Annuity: You’re paid in yearly installments over a set period until the money runs out. An annuity can be an option if you have fewer expenses to cover immediately — it allows you to earn interest over time. But annuities can be complicated — and you’ll pay taxes on the gains in interest.
Retained asset account: The insurance company holds the money in an account that earns a small amount of interest. Similar to a personal savings account, you make withdrawals whenever you need. This is the least common option.
Who can claim a life insurance payout?
The only people who can collect the death benefit payout are the people listed as beneficiaries on the life insurance policy.

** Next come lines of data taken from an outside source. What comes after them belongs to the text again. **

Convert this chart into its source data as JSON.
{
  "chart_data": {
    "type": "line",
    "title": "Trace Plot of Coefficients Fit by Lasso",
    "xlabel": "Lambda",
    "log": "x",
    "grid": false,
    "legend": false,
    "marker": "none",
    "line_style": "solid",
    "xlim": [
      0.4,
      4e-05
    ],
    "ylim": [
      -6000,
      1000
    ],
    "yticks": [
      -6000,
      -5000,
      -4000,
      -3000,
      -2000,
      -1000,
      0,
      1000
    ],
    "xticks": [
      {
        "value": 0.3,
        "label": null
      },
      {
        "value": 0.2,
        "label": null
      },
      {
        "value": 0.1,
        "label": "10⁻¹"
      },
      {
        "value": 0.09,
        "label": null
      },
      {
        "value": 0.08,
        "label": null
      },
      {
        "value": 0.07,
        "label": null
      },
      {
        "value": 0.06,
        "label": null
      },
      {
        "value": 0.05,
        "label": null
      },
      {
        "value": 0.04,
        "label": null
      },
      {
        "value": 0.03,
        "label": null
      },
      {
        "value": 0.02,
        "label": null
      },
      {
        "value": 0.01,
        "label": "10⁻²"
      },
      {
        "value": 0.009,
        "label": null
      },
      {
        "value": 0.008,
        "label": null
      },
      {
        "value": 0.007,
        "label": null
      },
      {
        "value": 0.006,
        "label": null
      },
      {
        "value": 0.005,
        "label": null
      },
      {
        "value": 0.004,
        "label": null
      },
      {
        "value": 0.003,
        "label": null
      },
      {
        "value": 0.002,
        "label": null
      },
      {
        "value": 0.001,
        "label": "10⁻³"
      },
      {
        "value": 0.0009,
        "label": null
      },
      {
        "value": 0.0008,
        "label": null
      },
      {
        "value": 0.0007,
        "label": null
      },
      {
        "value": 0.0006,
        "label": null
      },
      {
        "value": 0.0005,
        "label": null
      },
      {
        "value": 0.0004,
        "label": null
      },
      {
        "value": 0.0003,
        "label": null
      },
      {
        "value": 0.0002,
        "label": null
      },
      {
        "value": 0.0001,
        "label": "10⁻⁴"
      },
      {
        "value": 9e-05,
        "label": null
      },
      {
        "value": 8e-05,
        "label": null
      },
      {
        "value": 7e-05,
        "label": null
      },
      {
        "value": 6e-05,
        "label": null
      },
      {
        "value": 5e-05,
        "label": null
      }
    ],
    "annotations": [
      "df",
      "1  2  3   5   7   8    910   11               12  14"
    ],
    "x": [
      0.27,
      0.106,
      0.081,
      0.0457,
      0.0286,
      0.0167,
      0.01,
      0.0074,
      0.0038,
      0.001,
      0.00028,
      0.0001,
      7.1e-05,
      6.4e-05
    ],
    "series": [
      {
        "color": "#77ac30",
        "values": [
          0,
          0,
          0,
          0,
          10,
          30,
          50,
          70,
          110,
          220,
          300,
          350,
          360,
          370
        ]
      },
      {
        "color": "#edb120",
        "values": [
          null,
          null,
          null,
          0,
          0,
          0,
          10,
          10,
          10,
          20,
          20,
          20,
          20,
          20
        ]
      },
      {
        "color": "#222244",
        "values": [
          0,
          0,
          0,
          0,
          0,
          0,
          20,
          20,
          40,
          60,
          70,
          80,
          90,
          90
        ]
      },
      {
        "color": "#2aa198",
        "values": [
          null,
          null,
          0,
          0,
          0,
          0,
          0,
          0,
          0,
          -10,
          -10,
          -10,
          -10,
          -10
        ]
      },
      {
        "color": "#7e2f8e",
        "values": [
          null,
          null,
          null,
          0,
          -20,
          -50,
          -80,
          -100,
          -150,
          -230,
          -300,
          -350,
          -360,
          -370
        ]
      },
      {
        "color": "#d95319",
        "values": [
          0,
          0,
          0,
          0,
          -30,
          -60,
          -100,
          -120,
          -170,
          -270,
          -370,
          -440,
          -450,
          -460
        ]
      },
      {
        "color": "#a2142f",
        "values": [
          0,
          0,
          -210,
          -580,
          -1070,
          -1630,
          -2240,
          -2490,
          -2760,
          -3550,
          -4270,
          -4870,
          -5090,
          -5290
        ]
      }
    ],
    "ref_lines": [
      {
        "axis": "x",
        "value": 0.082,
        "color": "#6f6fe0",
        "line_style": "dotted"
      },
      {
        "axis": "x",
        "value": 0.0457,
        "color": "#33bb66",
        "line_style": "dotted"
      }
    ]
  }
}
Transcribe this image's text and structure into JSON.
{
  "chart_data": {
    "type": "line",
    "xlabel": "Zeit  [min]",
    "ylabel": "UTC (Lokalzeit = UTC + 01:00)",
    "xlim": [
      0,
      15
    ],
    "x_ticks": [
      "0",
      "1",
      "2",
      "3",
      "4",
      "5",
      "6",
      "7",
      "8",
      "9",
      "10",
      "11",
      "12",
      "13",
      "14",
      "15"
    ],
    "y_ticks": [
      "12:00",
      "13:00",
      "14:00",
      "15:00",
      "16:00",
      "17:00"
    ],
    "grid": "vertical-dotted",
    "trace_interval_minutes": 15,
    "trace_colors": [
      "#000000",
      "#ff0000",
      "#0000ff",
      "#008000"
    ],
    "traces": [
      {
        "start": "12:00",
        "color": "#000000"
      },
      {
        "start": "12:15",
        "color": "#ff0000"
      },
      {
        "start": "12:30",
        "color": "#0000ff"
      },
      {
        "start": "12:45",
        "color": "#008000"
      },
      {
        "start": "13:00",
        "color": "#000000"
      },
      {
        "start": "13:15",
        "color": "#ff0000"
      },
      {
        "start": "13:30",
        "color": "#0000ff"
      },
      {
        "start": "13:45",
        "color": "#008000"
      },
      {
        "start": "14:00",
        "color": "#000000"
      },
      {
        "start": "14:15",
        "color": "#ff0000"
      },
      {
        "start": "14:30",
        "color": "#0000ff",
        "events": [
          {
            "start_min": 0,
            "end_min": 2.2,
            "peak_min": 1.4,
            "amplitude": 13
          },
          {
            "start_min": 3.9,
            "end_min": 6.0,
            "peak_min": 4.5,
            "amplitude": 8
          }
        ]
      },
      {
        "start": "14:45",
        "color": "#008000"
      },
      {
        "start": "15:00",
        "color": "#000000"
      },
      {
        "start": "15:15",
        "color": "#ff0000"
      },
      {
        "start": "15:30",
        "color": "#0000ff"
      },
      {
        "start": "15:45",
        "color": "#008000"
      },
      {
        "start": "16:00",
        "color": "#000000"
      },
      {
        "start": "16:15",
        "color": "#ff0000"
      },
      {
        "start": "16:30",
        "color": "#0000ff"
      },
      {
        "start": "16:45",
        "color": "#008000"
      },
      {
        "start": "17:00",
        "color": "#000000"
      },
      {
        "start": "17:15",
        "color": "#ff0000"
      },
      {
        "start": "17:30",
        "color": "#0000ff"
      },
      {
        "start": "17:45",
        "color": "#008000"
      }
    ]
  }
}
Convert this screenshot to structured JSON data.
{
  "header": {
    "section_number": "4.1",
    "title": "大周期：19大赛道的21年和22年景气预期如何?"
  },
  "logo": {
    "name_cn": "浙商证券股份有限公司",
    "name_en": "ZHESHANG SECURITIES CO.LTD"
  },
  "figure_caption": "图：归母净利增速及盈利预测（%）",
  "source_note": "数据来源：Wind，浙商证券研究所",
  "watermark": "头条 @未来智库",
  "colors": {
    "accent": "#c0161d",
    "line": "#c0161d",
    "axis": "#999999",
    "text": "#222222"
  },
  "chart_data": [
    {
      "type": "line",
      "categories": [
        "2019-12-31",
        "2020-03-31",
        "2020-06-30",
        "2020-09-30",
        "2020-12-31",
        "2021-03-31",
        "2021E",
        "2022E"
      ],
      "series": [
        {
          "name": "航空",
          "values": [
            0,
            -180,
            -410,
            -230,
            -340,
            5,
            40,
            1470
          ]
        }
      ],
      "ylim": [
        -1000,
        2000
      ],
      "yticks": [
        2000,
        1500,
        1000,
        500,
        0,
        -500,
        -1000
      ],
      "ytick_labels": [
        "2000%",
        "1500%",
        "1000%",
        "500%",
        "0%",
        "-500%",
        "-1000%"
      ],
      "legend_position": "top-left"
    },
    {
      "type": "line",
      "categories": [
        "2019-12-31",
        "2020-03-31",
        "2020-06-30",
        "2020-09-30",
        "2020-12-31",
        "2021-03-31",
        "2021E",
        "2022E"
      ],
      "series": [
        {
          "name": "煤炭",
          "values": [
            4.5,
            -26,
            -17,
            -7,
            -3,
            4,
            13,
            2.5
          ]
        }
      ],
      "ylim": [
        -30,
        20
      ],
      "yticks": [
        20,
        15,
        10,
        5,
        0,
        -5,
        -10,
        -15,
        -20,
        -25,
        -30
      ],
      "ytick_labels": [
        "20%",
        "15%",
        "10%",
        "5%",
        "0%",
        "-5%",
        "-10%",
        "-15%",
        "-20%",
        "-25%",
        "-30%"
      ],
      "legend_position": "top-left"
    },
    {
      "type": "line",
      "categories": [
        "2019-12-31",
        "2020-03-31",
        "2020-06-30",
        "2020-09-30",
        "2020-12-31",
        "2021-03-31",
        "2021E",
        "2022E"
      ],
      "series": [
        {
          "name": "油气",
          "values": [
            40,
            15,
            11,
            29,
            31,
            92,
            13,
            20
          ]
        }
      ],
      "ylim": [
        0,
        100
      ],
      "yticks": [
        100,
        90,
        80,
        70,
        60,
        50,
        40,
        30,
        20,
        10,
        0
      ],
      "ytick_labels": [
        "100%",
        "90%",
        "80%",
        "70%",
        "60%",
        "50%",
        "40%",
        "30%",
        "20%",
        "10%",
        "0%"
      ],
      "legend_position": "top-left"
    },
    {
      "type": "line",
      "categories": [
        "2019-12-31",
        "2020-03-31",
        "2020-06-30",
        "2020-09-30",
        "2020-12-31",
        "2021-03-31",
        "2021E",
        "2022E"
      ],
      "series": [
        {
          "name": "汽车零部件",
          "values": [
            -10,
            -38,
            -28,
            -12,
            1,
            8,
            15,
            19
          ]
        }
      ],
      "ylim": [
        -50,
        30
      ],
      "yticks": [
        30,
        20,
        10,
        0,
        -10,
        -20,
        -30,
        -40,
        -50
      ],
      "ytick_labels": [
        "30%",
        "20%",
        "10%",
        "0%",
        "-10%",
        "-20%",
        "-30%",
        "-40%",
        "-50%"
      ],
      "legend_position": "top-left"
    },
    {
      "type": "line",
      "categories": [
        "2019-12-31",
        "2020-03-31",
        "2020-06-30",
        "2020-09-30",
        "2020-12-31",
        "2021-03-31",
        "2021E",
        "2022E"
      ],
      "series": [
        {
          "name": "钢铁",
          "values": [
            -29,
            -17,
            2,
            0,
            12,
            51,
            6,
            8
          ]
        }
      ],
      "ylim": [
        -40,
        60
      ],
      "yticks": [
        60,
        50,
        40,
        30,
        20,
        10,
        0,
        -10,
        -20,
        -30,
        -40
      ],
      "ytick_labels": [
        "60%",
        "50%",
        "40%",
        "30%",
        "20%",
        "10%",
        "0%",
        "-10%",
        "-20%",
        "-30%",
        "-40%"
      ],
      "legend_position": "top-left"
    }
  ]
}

Regardless of your relationship with the policyholder, if you’re not listed on the policy, you can’t claim the death benefit. Creditors and debt collectors also have no access to the payout.
If the primary life insurance beneficiary dies, then the payout goes to the contingent beneficiary, also known as secondary beneficiary.
If none of the beneficiaries included in the policy outlive the policyholder, a court decides who gets the insurance money, and the payout can go to creditors or next of kin.
Is the life insurance payout taxed?
Lump-sum life insurance payments are untaxed, but interest earned on annuities or retained asset accounts is taxable.
You may pay additional fees on an annuity that you wouldn’t pay on other traditional investments, so taking the payout as a lump sum and then creating a separate investment portfolio often gets you more bang for your buck.
How long does it take to get the death benefit?
Depending on the policy and circumstances of the policyholder’s death, it can take one week to two months to be paid the life insurance proceeds. Providing the correct documentation from the get-go speeds up the claims process and minimizes your waiting time.
To claim the life insurance death benefit, the first thing you’ll have to do is submit a claim to the life insurance company.
Filing a claim requires the deceased’s name, date of birth, policy number, and cause of death.
You’ll also need documents like the death certificate and proof of your identity.
Can a life insurance company refuse to pay out the death benefit?
While a life insurance policy pays out for most causes of death, there are rare situations when the payout could be delayed or denied.
For example, if you lie on your initial application or stop paying your premiums and let your policy lapse, your insurance company could either pay only part of your benefit or deny the claim and only refund the premiums you paid into the policy.